How to show that this function is differentiable? Let $$\phi: \mathbb{R} \rightarrow \mathbb{\mathbb{C}}, s \mapsto \int_2^{\infty} \frac{e^{isx}}{x^2\ln(x)}dx$$, I want to show that this function is differentiable everywhere. Unfortunately, it appears to me that it is impossible to use the standard dominated convergence theorem to show the differentiability, so I wanted to ask you for stronger methods?
 A: We expect that 
$$
\frac{d}{ds} \int_2^{\infty} \frac{e^{isx}}{x^2\ln(x)}\,dx
= i \int_2^{\infty} \frac{e^{isx}}{x\ln(x)}\,dx \tag{1}
$$
but justification is problematic because the integral on the right does not converge absolutely (i.e., it does not converge as a Lebesgue integral). 

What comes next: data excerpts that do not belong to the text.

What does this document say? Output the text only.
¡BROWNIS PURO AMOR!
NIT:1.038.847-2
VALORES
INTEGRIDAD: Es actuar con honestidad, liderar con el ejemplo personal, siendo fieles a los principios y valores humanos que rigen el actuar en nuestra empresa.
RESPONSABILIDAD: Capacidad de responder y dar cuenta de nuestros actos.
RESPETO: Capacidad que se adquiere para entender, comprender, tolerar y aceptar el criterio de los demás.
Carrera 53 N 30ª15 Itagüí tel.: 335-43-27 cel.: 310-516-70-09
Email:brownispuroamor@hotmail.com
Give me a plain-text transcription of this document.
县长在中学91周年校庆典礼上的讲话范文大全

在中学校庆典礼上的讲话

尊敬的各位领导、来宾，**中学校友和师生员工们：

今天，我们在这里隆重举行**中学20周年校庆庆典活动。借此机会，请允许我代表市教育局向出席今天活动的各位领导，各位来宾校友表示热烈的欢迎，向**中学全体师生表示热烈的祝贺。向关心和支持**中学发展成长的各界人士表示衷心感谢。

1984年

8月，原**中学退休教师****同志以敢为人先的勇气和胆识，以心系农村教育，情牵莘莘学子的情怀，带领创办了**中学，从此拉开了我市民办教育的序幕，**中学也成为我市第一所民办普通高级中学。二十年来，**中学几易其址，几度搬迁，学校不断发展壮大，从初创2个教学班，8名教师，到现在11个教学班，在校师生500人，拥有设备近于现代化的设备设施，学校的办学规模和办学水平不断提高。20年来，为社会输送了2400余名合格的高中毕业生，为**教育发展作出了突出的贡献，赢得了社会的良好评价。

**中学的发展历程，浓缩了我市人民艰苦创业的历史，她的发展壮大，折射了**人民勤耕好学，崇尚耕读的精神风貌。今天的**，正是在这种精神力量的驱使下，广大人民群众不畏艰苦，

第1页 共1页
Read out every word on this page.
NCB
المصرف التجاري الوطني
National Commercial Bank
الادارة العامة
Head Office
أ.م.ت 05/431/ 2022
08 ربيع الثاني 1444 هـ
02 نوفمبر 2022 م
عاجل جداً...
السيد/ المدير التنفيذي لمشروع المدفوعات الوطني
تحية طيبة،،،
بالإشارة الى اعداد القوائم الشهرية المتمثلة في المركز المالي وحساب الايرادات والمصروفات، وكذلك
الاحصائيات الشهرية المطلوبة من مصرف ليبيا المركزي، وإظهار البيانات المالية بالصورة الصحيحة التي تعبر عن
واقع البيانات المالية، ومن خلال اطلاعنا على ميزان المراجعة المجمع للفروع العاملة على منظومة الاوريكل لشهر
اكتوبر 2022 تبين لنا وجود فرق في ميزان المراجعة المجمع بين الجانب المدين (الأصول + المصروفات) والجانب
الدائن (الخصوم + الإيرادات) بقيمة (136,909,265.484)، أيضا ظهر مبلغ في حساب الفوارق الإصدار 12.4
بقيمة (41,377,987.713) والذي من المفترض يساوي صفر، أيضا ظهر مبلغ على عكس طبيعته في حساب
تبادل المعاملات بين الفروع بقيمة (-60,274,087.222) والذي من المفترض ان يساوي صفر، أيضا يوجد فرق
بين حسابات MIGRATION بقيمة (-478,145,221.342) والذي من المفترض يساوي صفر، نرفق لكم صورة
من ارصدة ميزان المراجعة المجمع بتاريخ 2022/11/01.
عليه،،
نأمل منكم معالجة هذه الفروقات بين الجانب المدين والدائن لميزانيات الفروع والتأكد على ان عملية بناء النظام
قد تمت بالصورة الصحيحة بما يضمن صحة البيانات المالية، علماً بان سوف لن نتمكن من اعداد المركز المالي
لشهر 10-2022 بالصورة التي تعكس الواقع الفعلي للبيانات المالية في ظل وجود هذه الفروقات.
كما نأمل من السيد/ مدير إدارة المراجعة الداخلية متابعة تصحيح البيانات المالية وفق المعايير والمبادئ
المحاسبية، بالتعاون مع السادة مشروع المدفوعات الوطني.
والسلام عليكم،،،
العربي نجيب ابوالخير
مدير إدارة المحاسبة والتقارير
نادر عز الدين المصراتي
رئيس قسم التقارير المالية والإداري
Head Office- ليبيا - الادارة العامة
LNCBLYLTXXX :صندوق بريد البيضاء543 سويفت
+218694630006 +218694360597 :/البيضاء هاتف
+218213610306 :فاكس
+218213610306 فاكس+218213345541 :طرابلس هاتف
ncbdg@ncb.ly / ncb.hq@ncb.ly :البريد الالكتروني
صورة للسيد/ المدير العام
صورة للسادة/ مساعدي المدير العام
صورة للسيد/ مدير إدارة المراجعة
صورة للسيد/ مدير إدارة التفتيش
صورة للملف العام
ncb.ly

Here's an idea: integrate by parts first. 
$$
\int_2^{\infty} \frac{e^{isx}}{x^2\ln(x)}\,dx = \frac{e^{2is}}{8 is \ln(2)}  + \frac{1}{is} \int_2^{\infty} \frac{e^{isx} (2\ln x+1)}{x^3\ln^2(x)}\,dx 
\tag{2} $$ 
Now, formal differentiation  with respect to $s$ produces 
$$ \frac{d}{ds}  \int_2^{\infty} \frac{e^{isx} (2\ln x+1)}{x^3\ln^2(x)}\,dx 
= i \int_2^{\infty} \frac{e^{isx} (2\ln x+1)}{x^2\ln^2(x)}\,dx \tag{3} $$
which is absolutely convergent. So, you can use Fubini's theorem to show that integration of the right hand side in (3) with respect to $s$ indeed brings you back to the function you differentiated. 
The above only shows differentiability at $s\ne 0$. Then you should consider the limit of the derivative as $s\to 0$. If it exists, mean value theorem completes the job. If it does not exist (I somehow suspect the imaginary part will blow up), then the function is not differentiable at $s=0$.